Anakku Berbeda
Kuceritakan pada kalian tentang sebuah
kisah. Kisah yang tidak mungkin kudapatkan jika aku hanya berdiam diri tanpa
mencoba mengecap sedikit tentang arti perjuangan, tanggung jawab dan
pengorbanan.
Sore tadi, di TPQ.
“anak saya
berbeda dengan anak yang lain,” ucap seorang ibu ketika anak-anak sudah pulang,
pun orang tua lain yang juga ikut mengantarkan. Langit sudah gelap, Qiroah dari
speaker masjid mulai terdengar. Yah, hari ini anak-anak pulang lebih sore
karena aku hanya sendirian, entah kemana temanku yang biasanya menemaniku untuk
sekedar mengajarkan Alif, Ba’, Ta’, Tsa di kota orang ini.
Aku mengusap
keringatku yang bercucuran seakan habis berlari. Pagi buta aku berangkat ke
kampus berharap bisa nge-lab hari ini, tapi ternyata Allah masih belum
merestui. Padahal aku sudah merencanakan jadwal nge-lab dari minggu kemarin. Tapi
mau bagaimana lagi? waktu dan napas yang kupunya bukan milikku. Setelah itu,
ada kondangan anak pemilik kos. Menukar kado dengan makan siang atau sarapan?
Ah, makan siang dan sarapan tidak ada bedanya bagiku. Seusai itu, langsung
meluncur ke TPQ. Kukira temanku datang, tapi ternyata tidak. Disitu aku
berharap kalau yang masuk sedikit. Lagi-lagi, aku tak berhak merencanakan
apapun. Hanya sekitar 4 anak yang tidak masuk dari 18 anak. Namun percayalah,
secapek-capeknya kalian, ketika sudah melihat senyum dan canda tawa anak-anak
pasti semua capek hilang. Tapi, keringatku tetap bercucuran. Kita berbicara
tentang ‘anak-anak kecil’, bukan anak SMA yang langsung menurut jika disuruh
diam.
“anak saya
disabilitas,” lanjut ibu tiga anak itu.
Aku terdiam, mendengarkan. Aku jadi ingat
ketika pertama kali ibu itu menghampiriku untuk menjelaskan kondisi anaknya. Laki-laki.
Secara fisik, mungkin ia memang siswa kelas 4 SD, namun tingkah laku dan (maaf)

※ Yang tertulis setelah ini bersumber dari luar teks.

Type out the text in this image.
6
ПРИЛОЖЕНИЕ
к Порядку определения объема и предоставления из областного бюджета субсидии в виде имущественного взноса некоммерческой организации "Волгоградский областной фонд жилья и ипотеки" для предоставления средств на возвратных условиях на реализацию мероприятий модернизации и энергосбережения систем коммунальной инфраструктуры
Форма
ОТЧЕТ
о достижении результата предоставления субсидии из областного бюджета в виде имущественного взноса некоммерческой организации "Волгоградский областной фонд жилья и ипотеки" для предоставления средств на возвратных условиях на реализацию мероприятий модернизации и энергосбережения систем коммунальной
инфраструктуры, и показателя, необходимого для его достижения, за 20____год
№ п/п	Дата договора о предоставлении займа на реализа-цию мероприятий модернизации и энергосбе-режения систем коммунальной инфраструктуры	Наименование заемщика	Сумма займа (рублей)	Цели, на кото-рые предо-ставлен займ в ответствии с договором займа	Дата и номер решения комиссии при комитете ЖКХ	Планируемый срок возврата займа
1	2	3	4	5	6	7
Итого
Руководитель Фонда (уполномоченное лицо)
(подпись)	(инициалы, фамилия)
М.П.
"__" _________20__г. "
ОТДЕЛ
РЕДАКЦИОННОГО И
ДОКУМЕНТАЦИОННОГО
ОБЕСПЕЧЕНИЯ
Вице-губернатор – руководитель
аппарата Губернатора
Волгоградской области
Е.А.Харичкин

mentalnya masih seperti anak TK. Mungkin masih lebih baik yang TK. Ia mempunyai
dua adik laki-laki, satunya TK B dan paud. Biasanya mereka berangkat bersama
meskipun kakaknya selalu telat karena harus oyok-oyokan
dulu sama ibunya kalau disuruh berangkat mengaji.
“mohon maaf ustadzah sebelumnya kalau anak
saya sering buat masalah. Di sekolah, ia juga sering dimarahin gurunya karena
jahil. Dia juga menjadi korban bully-an anak-anak yang lain sampai terkadang
gak mau kalau disuruh sekolah.”
Hatiku terenyuh. Raut wajah ibu itu
menunjukkan ketegaran yang luar biasa.
“biasanya, suka nggoda adiknya. Dijahili terus…”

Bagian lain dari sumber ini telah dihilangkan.